Screen OS

last person joined: 8 months ago 

This is a legacy community with limited Juniper monitoring.

  • 1.  Inactive client "falling asleep forever"

    Posted 04-15-2013 00:23

    application client "SCALA" is in vlan. On the server side "SCALA" there is SSG320 (gateway). On the client side there is SSG5 (router). Inactive client "falling asleep forever" through 5-10 minutes.
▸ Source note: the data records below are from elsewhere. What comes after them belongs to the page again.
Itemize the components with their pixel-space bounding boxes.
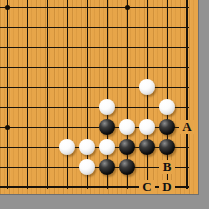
grid-line-horizontal xyxy=(0,27,189,28)
star-point xyxy=(125,5,130,10)
label-point-B[interactable]: B xyxy=(159,160,175,174)
white-stone-O3 xyxy=(79,139,95,155)
white-stone-Q4 xyxy=(119,119,135,135)
grid-line-vertical xyxy=(7,0,8,189)
go-problem-diagram: ABCD xyxy=(0,0,209,209)
black-stone-R3 xyxy=(139,139,155,155)
grid-line-horizontal xyxy=(0,47,189,48)
white-stone-R4 xyxy=(139,119,155,135)
white-stone-S5 xyxy=(159,99,175,115)
white-stone-P5 xyxy=(99,99,115,115)
grid-line-horizontal xyxy=(0,87,189,88)
grid-line-horizontal xyxy=(0,67,189,68)
star-point xyxy=(5,5,10,10)
label-point-A[interactable]: A xyxy=(179,120,195,134)
goban[interactable]: ABCD xyxy=(0,0,199,195)
black-stone-P4 xyxy=(99,119,115,135)
grid-line-vertical xyxy=(27,0,28,189)
label-point-C[interactable]: C xyxy=(139,180,155,194)
grid-line-horizontal xyxy=(0,7,189,8)
white-stone-P3 xyxy=(99,139,115,155)
white-stone-N3 xyxy=(59,139,75,155)
board-edge-line-right xyxy=(186,0,188,189)
black-stone-Q2 xyxy=(119,159,135,175)
black-stone-S4 xyxy=(159,119,175,135)
black-stone-S3 xyxy=(159,139,175,155)
white-stone-R6 xyxy=(139,79,155,95)
grid-line-vertical xyxy=(47,0,48,189)
white-stone-O2 xyxy=(79,159,95,175)
grid-line-vertical xyxy=(67,0,68,189)
black-stone-Q3 xyxy=(119,139,135,155)
black-stone-P2 xyxy=(99,159,115,175)
label-point-D[interactable]: D xyxy=(159,180,175,194)
star-point xyxy=(5,125,10,130)
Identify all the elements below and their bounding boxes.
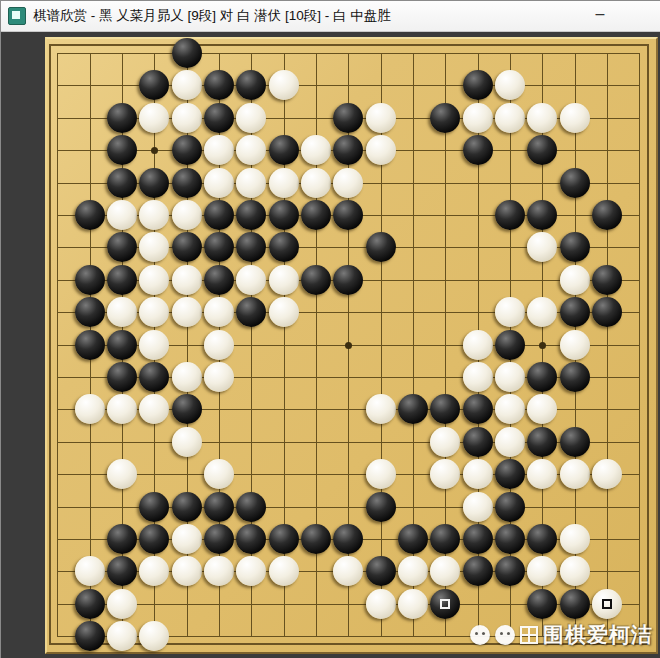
white-stone — [204, 168, 234, 198]
white-stone — [107, 459, 137, 489]
grid-icon — [520, 626, 538, 644]
black-stone — [592, 200, 622, 230]
black-stone — [236, 492, 266, 522]
white-stone — [269, 556, 299, 586]
white-stone — [366, 589, 396, 619]
wechat-icon — [470, 625, 490, 645]
white-stone — [172, 524, 202, 554]
white-stone — [139, 265, 169, 295]
black-stone — [430, 589, 460, 619]
black-stone — [463, 394, 493, 424]
black-stone — [398, 524, 428, 554]
white-stone — [495, 362, 525, 392]
black-stone — [107, 135, 137, 165]
black-stone — [463, 427, 493, 457]
white-stone — [560, 265, 590, 295]
black-stone — [107, 265, 137, 295]
black-stone — [560, 427, 590, 457]
black-stone — [366, 492, 396, 522]
star-point — [539, 342, 546, 349]
white-stone — [592, 589, 622, 619]
white-stone — [495, 297, 525, 327]
title-bar: 棋谱欣赏 - 黑 乂菜月昴乂 [9段] 对 白 潜伏 [10段] - 白 中盘胜… — [1, 1, 660, 32]
window-title: 棋谱欣赏 - 黑 乂菜月昴乂 [9段] 对 白 潜伏 [10段] - 白 中盘胜 — [33, 7, 391, 25]
black-stone — [463, 70, 493, 100]
white-stone — [398, 589, 428, 619]
wechat-icon — [495, 625, 515, 645]
white-stone — [366, 394, 396, 424]
white-stone — [139, 103, 169, 133]
white-stone — [107, 621, 137, 651]
star-point — [345, 342, 352, 349]
white-stone — [269, 265, 299, 295]
black-stone — [75, 589, 105, 619]
minimize-button[interactable]: – — [587, 3, 613, 27]
white-stone — [236, 265, 266, 295]
white-stone — [172, 362, 202, 392]
black-stone — [463, 556, 493, 586]
white-stone — [75, 556, 105, 586]
black-stone — [592, 265, 622, 295]
grid-line-v — [607, 53, 608, 636]
black-stone — [333, 103, 363, 133]
white-stone — [301, 135, 331, 165]
white-stone — [139, 330, 169, 360]
last-move-marker — [602, 599, 612, 609]
black-stone — [333, 265, 363, 295]
white-stone — [269, 70, 299, 100]
black-stone — [172, 168, 202, 198]
black-stone — [269, 135, 299, 165]
white-stone — [172, 70, 202, 100]
white-stone — [172, 200, 202, 230]
black-stone — [560, 589, 590, 619]
watermark-text: 围棋爱柯洁 — [543, 621, 653, 649]
white-stone — [560, 459, 590, 489]
white-stone — [560, 330, 590, 360]
white-stone — [366, 459, 396, 489]
black-stone — [560, 297, 590, 327]
black-stone — [75, 265, 105, 295]
black-stone — [75, 621, 105, 651]
white-stone — [495, 103, 525, 133]
black-stone — [560, 362, 590, 392]
white-stone — [204, 297, 234, 327]
black-stone — [527, 589, 557, 619]
black-stone — [172, 232, 202, 262]
white-stone — [107, 200, 137, 230]
black-stone — [172, 38, 202, 68]
white-stone — [204, 459, 234, 489]
white-stone — [107, 589, 137, 619]
black-stone — [204, 524, 234, 554]
white-stone — [75, 394, 105, 424]
white-stone — [172, 556, 202, 586]
white-stone — [366, 135, 396, 165]
black-stone — [172, 492, 202, 522]
black-stone — [204, 200, 234, 230]
black-stone — [139, 168, 169, 198]
black-stone — [301, 524, 331, 554]
white-stone — [560, 524, 590, 554]
white-stone — [172, 265, 202, 295]
white-stone — [560, 556, 590, 586]
black-stone — [495, 492, 525, 522]
black-stone — [172, 394, 202, 424]
white-stone — [269, 297, 299, 327]
black-stone — [75, 297, 105, 327]
black-stone — [430, 103, 460, 133]
white-stone — [463, 459, 493, 489]
white-stone — [172, 297, 202, 327]
black-stone — [107, 103, 137, 133]
black-stone — [495, 524, 525, 554]
white-stone — [236, 168, 266, 198]
white-stone — [333, 168, 363, 198]
black-stone — [366, 232, 396, 262]
black-stone — [107, 362, 137, 392]
white-stone — [204, 135, 234, 165]
white-stone — [172, 103, 202, 133]
white-stone — [204, 362, 234, 392]
black-stone — [366, 556, 396, 586]
black-stone — [463, 135, 493, 165]
grid-line-v — [639, 53, 640, 636]
white-stone — [463, 492, 493, 522]
white-stone — [463, 103, 493, 133]
black-stone — [560, 168, 590, 198]
black-stone — [463, 524, 493, 554]
black-stone — [107, 168, 137, 198]
black-stone — [495, 459, 525, 489]
black-stone — [560, 232, 590, 262]
white-stone — [204, 330, 234, 360]
white-stone — [495, 427, 525, 457]
black-stone — [269, 524, 299, 554]
black-stone — [495, 200, 525, 230]
white-stone — [172, 427, 202, 457]
black-stone — [495, 330, 525, 360]
white-stone — [463, 330, 493, 360]
black-stone — [75, 330, 105, 360]
black-stone — [107, 524, 137, 554]
game-record-window: 棋谱欣赏 - 黑 乂菜月昴乂 [9段] 对 白 潜伏 [10段] - 白 中盘胜… — [0, 0, 660, 658]
white-stone — [527, 103, 557, 133]
black-stone — [204, 265, 234, 295]
black-stone — [172, 135, 202, 165]
black-stone — [75, 200, 105, 230]
white-stone — [107, 297, 137, 327]
white-stone — [269, 168, 299, 198]
watermark: 围棋爱柯洁 — [470, 621, 653, 649]
white-stone — [560, 103, 590, 133]
white-stone — [430, 427, 460, 457]
black-stone — [269, 232, 299, 262]
black-stone — [139, 492, 169, 522]
app-icon — [8, 7, 26, 25]
black-stone — [592, 297, 622, 327]
black-stone — [269, 200, 299, 230]
white-stone — [463, 362, 493, 392]
white-stone — [301, 168, 331, 198]
black-stone — [204, 103, 234, 133]
black-stone — [301, 200, 331, 230]
white-stone — [236, 103, 266, 133]
black-stone — [107, 330, 137, 360]
white-stone — [366, 103, 396, 133]
white-stone — [592, 459, 622, 489]
last-move-marker — [440, 599, 450, 609]
black-stone — [301, 265, 331, 295]
black-stone — [527, 427, 557, 457]
black-stone — [204, 492, 234, 522]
The problem disappears if with the PC client run to the server ping -t. What settings should be done on the SSG for that would do without the ping-t?



  • 2.  RE: Inactive client "falling asleep forever"
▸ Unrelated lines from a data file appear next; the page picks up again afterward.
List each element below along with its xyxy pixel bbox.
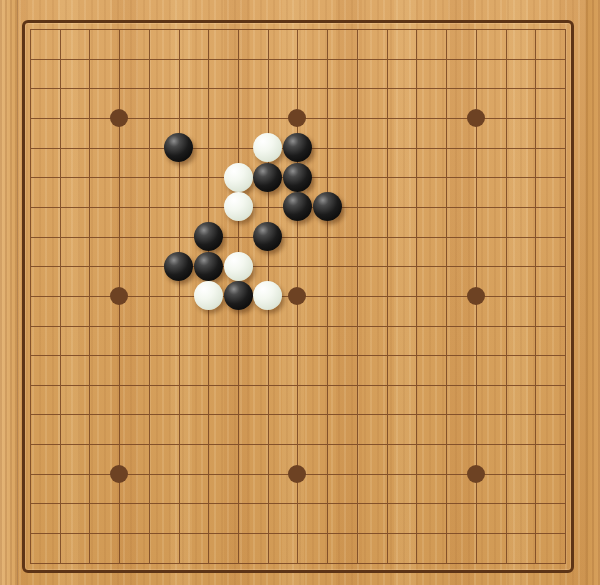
intersection-5-12[interactable] xyxy=(134,340,164,370)
intersection-8-15[interactable] xyxy=(223,429,253,459)
intersection-11-11[interactable] xyxy=(312,311,342,341)
intersection-14-8[interactable] xyxy=(401,222,431,252)
intersection-6-8[interactable] xyxy=(164,222,194,252)
intersection-2-3[interactable] xyxy=(45,73,75,103)
intersection-10-17[interactable] xyxy=(283,488,313,518)
intersection-6-5[interactable] xyxy=(164,133,194,163)
intersection-4-13[interactable] xyxy=(104,370,134,400)
intersection-3-6[interactable] xyxy=(75,162,105,192)
intersection-18-6[interactable] xyxy=(520,162,550,192)
intersection-10-12[interactable] xyxy=(283,340,313,370)
intersection-11-18[interactable] xyxy=(312,518,342,548)
intersection-10-4[interactable] xyxy=(283,103,313,133)
intersection-11-7[interactable] xyxy=(312,192,342,222)
intersection-18-16[interactable] xyxy=(520,459,550,489)
intersection-14-9[interactable] xyxy=(401,251,431,281)
intersection-8-19[interactable] xyxy=(223,548,253,578)
intersection-12-3[interactable] xyxy=(342,73,372,103)
intersection-3-3[interactable] xyxy=(75,73,105,103)
intersection-4-18[interactable] xyxy=(104,518,134,548)
intersection-4-19[interactable] xyxy=(104,548,134,578)
intersection-14-13[interactable] xyxy=(401,370,431,400)
intersection-15-17[interactable] xyxy=(431,488,461,518)
intersection-9-16[interactable] xyxy=(253,459,283,489)
intersection-4-4[interactable] xyxy=(104,103,134,133)
intersection-17-1[interactable] xyxy=(491,14,521,44)
intersection-1-19[interactable] xyxy=(15,548,45,578)
intersection-4-5[interactable] xyxy=(104,133,134,163)
intersection-11-10[interactable] xyxy=(312,281,342,311)
intersection-15-16[interactable] xyxy=(431,459,461,489)
intersection-18-9[interactable] xyxy=(520,251,550,281)
intersection-5-5[interactable] xyxy=(134,133,164,163)
intersection-7-9[interactable] xyxy=(193,251,223,281)
intersection-7-8[interactable] xyxy=(193,222,223,252)
intersection-11-16[interactable] xyxy=(312,459,342,489)
intersection-15-4[interactable] xyxy=(431,103,461,133)
intersection-17-4[interactable] xyxy=(491,103,521,133)
intersection-17-18[interactable] xyxy=(491,518,521,548)
intersection-18-5[interactable] xyxy=(520,133,550,163)
intersection-14-16[interactable] xyxy=(401,459,431,489)
intersection-19-16[interactable] xyxy=(550,459,580,489)
intersection-2-12[interactable] xyxy=(45,340,75,370)
intersection-17-8[interactable] xyxy=(491,222,521,252)
intersection-8-17[interactable] xyxy=(223,488,253,518)
intersection-16-3[interactable] xyxy=(461,73,491,103)
intersection-10-10[interactable] xyxy=(283,281,313,311)
intersection-9-18[interactable] xyxy=(253,518,283,548)
intersection-9-7[interactable] xyxy=(253,192,283,222)
intersection-16-2[interactable] xyxy=(461,44,491,74)
intersection-16-15[interactable] xyxy=(461,429,491,459)
intersection-13-9[interactable] xyxy=(372,251,402,281)
intersection-10-8[interactable] xyxy=(283,222,313,252)
intersection-6-9[interactable] xyxy=(164,251,194,281)
intersection-4-17[interactable] xyxy=(104,488,134,518)
intersection-3-16[interactable] xyxy=(75,459,105,489)
intersection-17-13[interactable] xyxy=(491,370,521,400)
intersection-12-14[interactable] xyxy=(342,400,372,430)
intersection-2-17[interactable] xyxy=(45,488,75,518)
intersection-19-5[interactable] xyxy=(550,133,580,163)
intersection-6-12[interactable] xyxy=(164,340,194,370)
intersection-14-6[interactable] xyxy=(401,162,431,192)
intersection-11-1[interactable] xyxy=(312,14,342,44)
intersection-12-11[interactable] xyxy=(342,311,372,341)
intersection-11-2[interactable] xyxy=(312,44,342,74)
intersection-10-6[interactable] xyxy=(283,162,313,192)
intersection-6-13[interactable] xyxy=(164,370,194,400)
intersection-10-18[interactable] xyxy=(283,518,313,548)
intersection-5-1[interactable] xyxy=(134,14,164,44)
intersection-6-15[interactable] xyxy=(164,429,194,459)
intersection-13-8[interactable] xyxy=(372,222,402,252)
intersection-19-12[interactable] xyxy=(550,340,580,370)
intersection-18-19[interactable] xyxy=(520,548,550,578)
intersection-10-15[interactable] xyxy=(283,429,313,459)
intersection-14-1[interactable] xyxy=(401,14,431,44)
intersection-7-15[interactable] xyxy=(193,429,223,459)
intersection-16-6[interactable] xyxy=(461,162,491,192)
intersection-8-5[interactable] xyxy=(223,133,253,163)
intersection-8-12[interactable] xyxy=(223,340,253,370)
intersection-8-16[interactable] xyxy=(223,459,253,489)
intersection-6-10[interactable] xyxy=(164,281,194,311)
intersection-18-15[interactable] xyxy=(520,429,550,459)
intersection-9-11[interactable] xyxy=(253,311,283,341)
intersection-1-11[interactable] xyxy=(15,311,45,341)
intersection-6-17[interactable] xyxy=(164,488,194,518)
intersection-11-4[interactable] xyxy=(312,103,342,133)
intersection-3-8[interactable] xyxy=(75,222,105,252)
intersection-9-8[interactable] xyxy=(253,222,283,252)
intersection-14-3[interactable] xyxy=(401,73,431,103)
intersection-12-9[interactable] xyxy=(342,251,372,281)
intersection-5-3[interactable] xyxy=(134,73,164,103)
intersection-5-14[interactable] xyxy=(134,400,164,430)
intersection-1-12[interactable] xyxy=(15,340,45,370)
intersection-7-2[interactable] xyxy=(193,44,223,74)
intersection-6-19[interactable] xyxy=(164,548,194,578)
intersection-8-2[interactable] xyxy=(223,44,253,74)
intersection-18-11[interactable] xyxy=(520,311,550,341)
intersection-19-6[interactable] xyxy=(550,162,580,192)
intersection-7-6[interactable] xyxy=(193,162,223,192)
intersection-19-17[interactable] xyxy=(550,488,580,518)
intersection-15-7[interactable] xyxy=(431,192,461,222)
intersection-4-14[interactable] xyxy=(104,400,134,430)
intersection-16-17[interactable] xyxy=(461,488,491,518)
intersection-2-14[interactable] xyxy=(45,400,75,430)
intersection-12-13[interactable] xyxy=(342,370,372,400)
intersection-9-4[interactable] xyxy=(253,103,283,133)
intersection-9-13[interactable] xyxy=(253,370,283,400)
intersection-15-11[interactable] xyxy=(431,311,461,341)
intersection-2-5[interactable] xyxy=(45,133,75,163)
intersection-19-8[interactable] xyxy=(550,222,580,252)
intersection-16-12[interactable] xyxy=(461,340,491,370)
intersection-6-2[interactable] xyxy=(164,44,194,74)
intersection-13-11[interactable] xyxy=(372,311,402,341)
intersection-4-12[interactable] xyxy=(104,340,134,370)
intersection-7-4[interactable] xyxy=(193,103,223,133)
intersection-13-17[interactable] xyxy=(372,488,402,518)
intersection-18-13[interactable] xyxy=(520,370,550,400)
intersection-15-14[interactable] xyxy=(431,400,461,430)
intersection-12-5[interactable] xyxy=(342,133,372,163)
intersection-18-8[interactable] xyxy=(520,222,550,252)
intersection-11-9[interactable] xyxy=(312,251,342,281)
intersection-10-11[interactable] xyxy=(283,311,313,341)
intersection-1-10[interactable] xyxy=(15,281,45,311)
intersection-15-9[interactable] xyxy=(431,251,461,281)
intersection-5-15[interactable] xyxy=(134,429,164,459)
intersection-3-18[interactable] xyxy=(75,518,105,548)
intersection-7-1[interactable] xyxy=(193,14,223,44)
intersection-5-11[interactable] xyxy=(134,311,164,341)
intersection-19-13[interactable] xyxy=(550,370,580,400)
intersection-12-4[interactable] xyxy=(342,103,372,133)
intersection-16-18[interactable] xyxy=(461,518,491,548)
intersection-9-1[interactable] xyxy=(253,14,283,44)
intersection-2-15[interactable] xyxy=(45,429,75,459)
intersection-7-16[interactable] xyxy=(193,459,223,489)
intersection-9-2[interactable] xyxy=(253,44,283,74)
intersection-17-10[interactable] xyxy=(491,281,521,311)
intersection-11-6[interactable] xyxy=(312,162,342,192)
intersection-16-16[interactable] xyxy=(461,459,491,489)
intersection-12-8[interactable] xyxy=(342,222,372,252)
intersection-19-4[interactable] xyxy=(550,103,580,133)
intersection-1-17[interactable] xyxy=(15,488,45,518)
intersection-15-2[interactable] xyxy=(431,44,461,74)
intersection-15-13[interactable] xyxy=(431,370,461,400)
intersection-5-13[interactable] xyxy=(134,370,164,400)
intersection-6-11[interactable] xyxy=(164,311,194,341)
intersection-19-18[interactable] xyxy=(550,518,580,548)
intersection-2-19[interactable] xyxy=(45,548,75,578)
intersection-4-15[interactable] xyxy=(104,429,134,459)
intersection-6-3[interactable] xyxy=(164,73,194,103)
intersection-15-8[interactable] xyxy=(431,222,461,252)
intersection-5-4[interactable] xyxy=(134,103,164,133)
intersection-19-10[interactable] xyxy=(550,281,580,311)
intersection-15-10[interactable] xyxy=(431,281,461,311)
intersection-15-19[interactable] xyxy=(431,548,461,578)
intersection-5-9[interactable] xyxy=(134,251,164,281)
intersection-2-1[interactable] xyxy=(45,14,75,44)
intersection-17-6[interactable] xyxy=(491,162,521,192)
intersection-2-11[interactable] xyxy=(45,311,75,341)
intersection-10-1[interactable] xyxy=(283,14,313,44)
intersection-2-4[interactable] xyxy=(45,103,75,133)
intersection-8-7[interactable] xyxy=(223,192,253,222)
intersection-5-8[interactable] xyxy=(134,222,164,252)
intersection-3-1[interactable] xyxy=(75,14,105,44)
intersection-1-8[interactable] xyxy=(15,222,45,252)
intersection-3-14[interactable] xyxy=(75,400,105,430)
intersection-9-12[interactable] xyxy=(253,340,283,370)
intersection-1-14[interactable] xyxy=(15,400,45,430)
intersection-6-4[interactable] xyxy=(164,103,194,133)
intersection-12-2[interactable] xyxy=(342,44,372,74)
intersection-1-5[interactable] xyxy=(15,133,45,163)
intersection-17-5[interactable] xyxy=(491,133,521,163)
intersection-17-16[interactable] xyxy=(491,459,521,489)
intersection-9-5[interactable] xyxy=(253,133,283,163)
intersection-5-2[interactable] xyxy=(134,44,164,74)
intersection-8-11[interactable] xyxy=(223,311,253,341)
intersection-3-15[interactable] xyxy=(75,429,105,459)
intersection-9-9[interactable] xyxy=(253,251,283,281)
intersection-18-4[interactable] xyxy=(520,103,550,133)
intersection-19-2[interactable] xyxy=(550,44,580,74)
intersection-17-19[interactable] xyxy=(491,548,521,578)
intersection-7-19[interactable] xyxy=(193,548,223,578)
intersection-16-14[interactable] xyxy=(461,400,491,430)
intersection-15-1[interactable] xyxy=(431,14,461,44)
intersection-3-12[interactable] xyxy=(75,340,105,370)
intersection-14-7[interactable] xyxy=(401,192,431,222)
intersection-5-18[interactable] xyxy=(134,518,164,548)
intersection-1-16[interactable] xyxy=(15,459,45,489)
intersection-9-17[interactable] xyxy=(253,488,283,518)
intersection-14-4[interactable] xyxy=(401,103,431,133)
intersection-18-7[interactable] xyxy=(520,192,550,222)
intersection-7-12[interactable] xyxy=(193,340,223,370)
intersection-3-2[interactable] xyxy=(75,44,105,74)
intersection-11-13[interactable] xyxy=(312,370,342,400)
intersection-12-7[interactable] xyxy=(342,192,372,222)
intersection-15-6[interactable] xyxy=(431,162,461,192)
intersection-4-10[interactable] xyxy=(104,281,134,311)
intersection-2-16[interactable] xyxy=(45,459,75,489)
intersection-8-8[interactable] xyxy=(223,222,253,252)
intersection-19-14[interactable] xyxy=(550,400,580,430)
intersection-13-3[interactable] xyxy=(372,73,402,103)
intersection-15-3[interactable] xyxy=(431,73,461,103)
intersection-11-19[interactable] xyxy=(312,548,342,578)
intersection-4-11[interactable] xyxy=(104,311,134,341)
intersection-19-3[interactable] xyxy=(550,73,580,103)
intersection-18-2[interactable] xyxy=(520,44,550,74)
intersection-13-13[interactable] xyxy=(372,370,402,400)
intersection-14-5[interactable] xyxy=(401,133,431,163)
intersection-12-15[interactable] xyxy=(342,429,372,459)
intersection-15-15[interactable] xyxy=(431,429,461,459)
intersection-13-12[interactable] xyxy=(372,340,402,370)
intersection-13-6[interactable] xyxy=(372,162,402,192)
intersection-14-15[interactable] xyxy=(401,429,431,459)
intersection-10-3[interactable] xyxy=(283,73,313,103)
intersection-5-19[interactable] xyxy=(134,548,164,578)
intersection-5-6[interactable] xyxy=(134,162,164,192)
intersection-17-12[interactable] xyxy=(491,340,521,370)
intersection-1-3[interactable] xyxy=(15,73,45,103)
intersection-3-19[interactable] xyxy=(75,548,105,578)
intersection-16-10[interactable] xyxy=(461,281,491,311)
intersection-4-1[interactable] xyxy=(104,14,134,44)
intersection-6-1[interactable] xyxy=(164,14,194,44)
intersection-1-9[interactable] xyxy=(15,251,45,281)
intersection-16-13[interactable] xyxy=(461,370,491,400)
intersection-11-15[interactable] xyxy=(312,429,342,459)
intersection-13-5[interactable] xyxy=(372,133,402,163)
intersection-19-15[interactable] xyxy=(550,429,580,459)
intersection-2-18[interactable] xyxy=(45,518,75,548)
intersection-2-8[interactable] xyxy=(45,222,75,252)
intersection-18-3[interactable] xyxy=(520,73,550,103)
intersection-8-9[interactable] xyxy=(223,251,253,281)
intersection-16-19[interactable] xyxy=(461,548,491,578)
intersection-10-5[interactable] xyxy=(283,133,313,163)
intersection-15-5[interactable] xyxy=(431,133,461,163)
intersection-14-14[interactable] xyxy=(401,400,431,430)
intersection-9-10[interactable] xyxy=(253,281,283,311)
intersection-19-9[interactable] xyxy=(550,251,580,281)
intersection-4-7[interactable] xyxy=(104,192,134,222)
intersection-13-7[interactable] xyxy=(372,192,402,222)
intersection-12-18[interactable] xyxy=(342,518,372,548)
intersection-19-1[interactable] xyxy=(550,14,580,44)
intersection-16-1[interactable] xyxy=(461,14,491,44)
intersection-13-16[interactable] xyxy=(372,459,402,489)
intersection-10-19[interactable] xyxy=(283,548,313,578)
intersection-16-9[interactable] xyxy=(461,251,491,281)
intersection-3-9[interactable] xyxy=(75,251,105,281)
intersection-7-11[interactable] xyxy=(193,311,223,341)
intersection-19-19[interactable] xyxy=(550,548,580,578)
intersection-7-18[interactable] xyxy=(193,518,223,548)
intersection-14-19[interactable] xyxy=(401,548,431,578)
intersection-1-4[interactable] xyxy=(15,103,45,133)
intersection-1-7[interactable] xyxy=(15,192,45,222)
intersection-11-5[interactable] xyxy=(312,133,342,163)
intersection-13-15[interactable] xyxy=(372,429,402,459)
intersection-10-2[interactable] xyxy=(283,44,313,74)
intersection-17-2[interactable] xyxy=(491,44,521,74)
intersection-1-2[interactable] xyxy=(15,44,45,74)
intersection-2-13[interactable] xyxy=(45,370,75,400)
intersection-16-7[interactable] xyxy=(461,192,491,222)
intersection-17-17[interactable] xyxy=(491,488,521,518)
intersection-16-4[interactable] xyxy=(461,103,491,133)
intersection-11-14[interactable] xyxy=(312,400,342,430)
intersection-15-18[interactable] xyxy=(431,518,461,548)
intersection-1-13[interactable] xyxy=(15,370,45,400)
intersection-13-4[interactable] xyxy=(372,103,402,133)
intersection-16-11[interactable] xyxy=(461,311,491,341)
intersection-18-1[interactable] xyxy=(520,14,550,44)
intersection-8-18[interactable] xyxy=(223,518,253,548)
intersection-17-9[interactable] xyxy=(491,251,521,281)
intersection-4-8[interactable] xyxy=(104,222,134,252)
intersection-7-17[interactable] xyxy=(193,488,223,518)
intersection-1-1[interactable] xyxy=(15,14,45,44)
intersection-12-17[interactable] xyxy=(342,488,372,518)
intersection-8-14[interactable] xyxy=(223,400,253,430)
intersection-12-19[interactable] xyxy=(342,548,372,578)
intersection-11-8[interactable] xyxy=(312,222,342,252)
intersection-18-17[interactable] xyxy=(520,488,550,518)
intersection-15-12[interactable] xyxy=(431,340,461,370)
intersection-6-6[interactable] xyxy=(164,162,194,192)
intersection-3-5[interactable] xyxy=(75,133,105,163)
intersection-9-14[interactable] xyxy=(253,400,283,430)
intersection-8-10[interactable] xyxy=(223,281,253,311)
intersection-1-18[interactable] xyxy=(15,518,45,548)
intersection-5-10[interactable] xyxy=(134,281,164,311)
intersection-7-10[interactable] xyxy=(193,281,223,311)
intersection-12-1[interactable] xyxy=(342,14,372,44)
intersection-10-7[interactable] xyxy=(283,192,313,222)
intersection-7-14[interactable] xyxy=(193,400,223,430)
intersection-18-12[interactable] xyxy=(520,340,550,370)
intersection-11-12[interactable] xyxy=(312,340,342,370)
intersection-4-3[interactable] xyxy=(104,73,134,103)
intersection-10-9[interactable] xyxy=(283,251,313,281)
intersection-5-17[interactable] xyxy=(134,488,164,518)
intersection-8-4[interactable] xyxy=(223,103,253,133)
intersection-3-7[interactable] xyxy=(75,192,105,222)
intersection-12-12[interactable] xyxy=(342,340,372,370)
intersection-7-13[interactable] xyxy=(193,370,223,400)
intersection-9-19[interactable] xyxy=(253,548,283,578)
intersection-16-5[interactable] xyxy=(461,133,491,163)
intersection-13-10[interactable] xyxy=(372,281,402,311)
intersection-3-13[interactable] xyxy=(75,370,105,400)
    Posted 04-15-2013 01:33

    Hi,


    What protocol is used by Scala?

    This looks like more a connection timeout on the local client/server rather than the firewall.

    The firewall will create a session for Scala application and if it works on TCP a session with 30 mins timeout will be created.

     

    Regards.

    Hardeep



  • 3.  RE: Inactive client "falling asleep forever"

    Posted 04-15-2013 05:37

    Clients that do not work through SSG, not have this problem.



  • 4.  RE: Inactive client "falling asleep forever"

    Posted 04-15-2013 09:40

    Ok, can you check what session is created on the firewall between the client and server

     

    get session src-ip client-ip dst-ip server-ip

    get session src-ip server-ip dst-ip client-ip

     

    Check if this is a UDP session as it will timeout after one minute of inactivity.

     

    When the client is inactive, check the output again and see if the same session is still in the sesison table.

     



  • 5.  RE: Inactive client "falling asleep forever"

    Posted 04-17-2013 00:05

    in the session displayed protocol number 6, time 180 tick. still can not understand what session makes a client  inactive.

    If you have suggestions, please email.



  • 6.  RE: Inactive client "falling asleep forever"

    Posted 04-17-2013 07:05

    Hi,

     

    Is it possible that there is another keepalive session between client and server and may be that is failing to establish and hence leads to inactivity.

    You can try the debug option to check if traffic fails on the FW.

     

    Thanks.

    Hardeep



  • 7.  RE: Inactive client "falling asleep forever"

    Posted 04-17-2013 22:23

    My assumption of the error. Client "Scala" creates 17 sessions. User works with any one module "Scala". Working with one module uses 15 sessions. After 30 minutes, 2 sessions are inactive. These two sessions needed for transition to another module. If the user wants to switch to another module, then an error occurs.



  • 8.  RE: Inactive client "falling asleep forever"

    Posted 04-17-2013 23:07

    Hi,

     

    It is possible that because no traffic flow over the sessions, it times out after 30 minutes.
    You can look at the session output and check the time value for each session.
    When a session receives traffic it will refresh its timeout to 180.
    Inactive sessions will see a decreasing value for the 'time' field.
    If you have a requirement that the sessions should not timeout even after 30 minutes, you can create custom TCP service with higher idle timeout value.

     

    Thanks.
    Hardeep



  • 9.  RE: Inactive client "falling asleep forever"
    Best Answer

    Posted 04-19-2013 06:30

    I did something like that. Need some time for that to know what will happen with the client. 'll let you know.

    Thanks



  • 10.  RE: Inactive client "falling asleep forever"

    Posted 06-17-2013 04:45

    Hi, it seems that we are on the right track.